Nel caso dell’IRAP, per ciò che riguarda la seconda caratteristica essenziale dell’IVA, la Corte di Giustizia ha osservato (al paragrafo 30) che, mentre l’IVA
è prelevata sulle singole transazioni nella fase di distribuzione e il suo ammontare è proporzionale al
prezzo dei beni o servizi offerti, l’IRAP è, al contrario, un’imposta calcolata sul valore netto della produzione di un’impresa in un determinato periodo. La
sua base di calcolo è data dalla differenza tra il “valore della produzione” e i “costi di produzione” che
appaiono nel conto economico (così definiti dalla legge italiana). Essa include elementi quali le variazioni delle rimanenze di magazzino e l’ammortamento,
che non hanno tuttavia alcun collegamento diretto
con l’offerta di beni o servizi in quanto tale. In queste
circostanze, l’IRAP non può essere considerata proporzionale al prezzo dei beni o servizi offerti. L’imposta ungherese sul commercio locale non è un’imposta
prelevata sulle attività produttive. Al contrario, essa
è applicata esclusivamente sul giro d’affari. Sebbene
nel caso dell’IRAP la Corte di Giustizia abbia ritenuto che l’imposta italiana in questione non fosse incompatibile con l’imposta sul valore aggiunto europea armonizzata, il caso ungherese può essere giudicato diversamente. L’imposta ungherese sul commercio locale è, infatti, diversa dall’IRAP dal momento
che quest’ultima può essere prelevata non solo sui ricavi delle vendite, ma anche sull’aumento delle giacenze di magazzino e del titolo di sviluppo.

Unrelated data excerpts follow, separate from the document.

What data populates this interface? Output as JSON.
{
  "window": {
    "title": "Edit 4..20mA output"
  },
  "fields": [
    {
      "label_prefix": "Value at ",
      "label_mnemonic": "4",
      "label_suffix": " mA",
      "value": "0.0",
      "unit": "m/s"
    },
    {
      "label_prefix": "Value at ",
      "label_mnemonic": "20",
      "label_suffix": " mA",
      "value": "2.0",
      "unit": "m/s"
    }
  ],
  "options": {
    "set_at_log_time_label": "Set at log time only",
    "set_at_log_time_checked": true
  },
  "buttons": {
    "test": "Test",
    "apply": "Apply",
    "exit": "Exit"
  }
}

La conclusione principale che si può trarre dalla
storia dell’imposta ungherese sul commercio locale,
paragonabile al sistema europeo armonizzato dell’imposta sul valore aggiunto, è che l’imposta sul
commercio locale da imporre sui ricavi di vendita,
anche se rettificata in molte circostanze, può essere
considerata in concorrenza con l’imposta sul valore
aggiunto armonizzata; per quanto riguarda la valutazione di ciò, è cruciale tenere in considerazione
l’impatto che questa imposta può generare sul corretto funzionamento dell’IVA, invece di focalizzarsi
sulla questione meramente dogmatica se essa possa
essere catalogata come imposta diretta o indiretta.